Conference talk or poster Progressive Palaeontology Leeds

Jamson, K., Fraass, A.J., Moon, B.C. 2020 Diversity dynamics of planktic foraminifera across the Cretaceous–Palaeogene and Eocene–Oligocene transitions. Progressive Palaeontology (Leeds)

Abstract

Planktic foraminifera are cosmopolitan organisms with an exceptional, well-studied fossil record and their diversity fluctuates temporally and spatially. Microfossil diversity has been documented, but how this diversity arises and the effect of major events on speciation and extinction rates is uncertain. PyRate, a program operating within Python, calculates speciation and extinction rates from global occurrence data within a Bayesian framework, to accurately determine taxon longevity. This method is used here to estimate diversification dynamics across two extinction events: The Cretaceous-Paleogene boundary and the Eocene-Oligocene transition.
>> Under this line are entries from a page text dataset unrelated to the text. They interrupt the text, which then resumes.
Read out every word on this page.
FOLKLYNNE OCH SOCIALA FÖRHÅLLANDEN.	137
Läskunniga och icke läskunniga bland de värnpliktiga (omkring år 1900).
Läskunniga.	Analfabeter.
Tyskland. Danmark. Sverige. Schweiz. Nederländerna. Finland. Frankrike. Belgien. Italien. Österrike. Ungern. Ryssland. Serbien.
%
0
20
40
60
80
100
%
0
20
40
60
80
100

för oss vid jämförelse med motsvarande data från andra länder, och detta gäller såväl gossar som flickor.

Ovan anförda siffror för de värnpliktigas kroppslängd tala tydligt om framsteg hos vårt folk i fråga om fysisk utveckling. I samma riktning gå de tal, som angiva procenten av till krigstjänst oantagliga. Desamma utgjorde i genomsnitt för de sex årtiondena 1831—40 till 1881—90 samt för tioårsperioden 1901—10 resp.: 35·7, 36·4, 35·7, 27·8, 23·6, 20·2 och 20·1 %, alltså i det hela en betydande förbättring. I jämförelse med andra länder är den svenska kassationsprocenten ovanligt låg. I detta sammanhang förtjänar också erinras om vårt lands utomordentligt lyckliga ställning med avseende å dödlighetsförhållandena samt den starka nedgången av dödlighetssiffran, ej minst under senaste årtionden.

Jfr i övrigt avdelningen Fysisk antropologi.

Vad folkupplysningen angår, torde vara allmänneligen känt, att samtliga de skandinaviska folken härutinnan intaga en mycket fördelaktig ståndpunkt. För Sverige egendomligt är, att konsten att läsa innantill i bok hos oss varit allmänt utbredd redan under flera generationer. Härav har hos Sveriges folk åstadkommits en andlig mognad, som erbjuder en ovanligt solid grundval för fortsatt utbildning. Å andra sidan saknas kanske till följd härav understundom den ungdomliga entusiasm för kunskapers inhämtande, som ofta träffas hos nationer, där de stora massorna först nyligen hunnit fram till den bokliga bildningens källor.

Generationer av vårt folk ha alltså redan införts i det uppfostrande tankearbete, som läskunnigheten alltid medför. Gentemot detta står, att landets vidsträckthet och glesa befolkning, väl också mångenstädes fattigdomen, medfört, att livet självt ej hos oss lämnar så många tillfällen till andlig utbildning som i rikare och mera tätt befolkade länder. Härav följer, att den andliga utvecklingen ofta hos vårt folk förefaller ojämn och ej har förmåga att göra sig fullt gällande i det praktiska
Results from these analyses demonstrate a steep rise in extinction rate at 66Ma coupled with very low speciation rates. This coincides temporally with the end-Cretaceous impact that devastated almost all planktic foraminifera populations. A decline in net diversification rates and mean species longevity reflect this extinction event, indicating a perturbation in diversity for 4-5Ma. Following the impact, disaster fauna with low diversity and short species turnover, recolonised vacant niches and are likely the cause of a highly significant change in speciation rate at 64Ma. Results for the Eocene-Oligocene transition show two periods of significant extinction: at the Middle Eocene Climatic Optimum and at the Oligocene-Miocene boundary. However, speciation rates show little change, contrasting a gradual biotic turnover shown to occur across the Eocene-Oligocene from the literature. This analysis indicates that different preservation models within PyRate need to be examined to reduce uncertainty. Additional work with palaeoclimatic modelling will ensure increased understanding of what external factors drive diversity change across extinction events.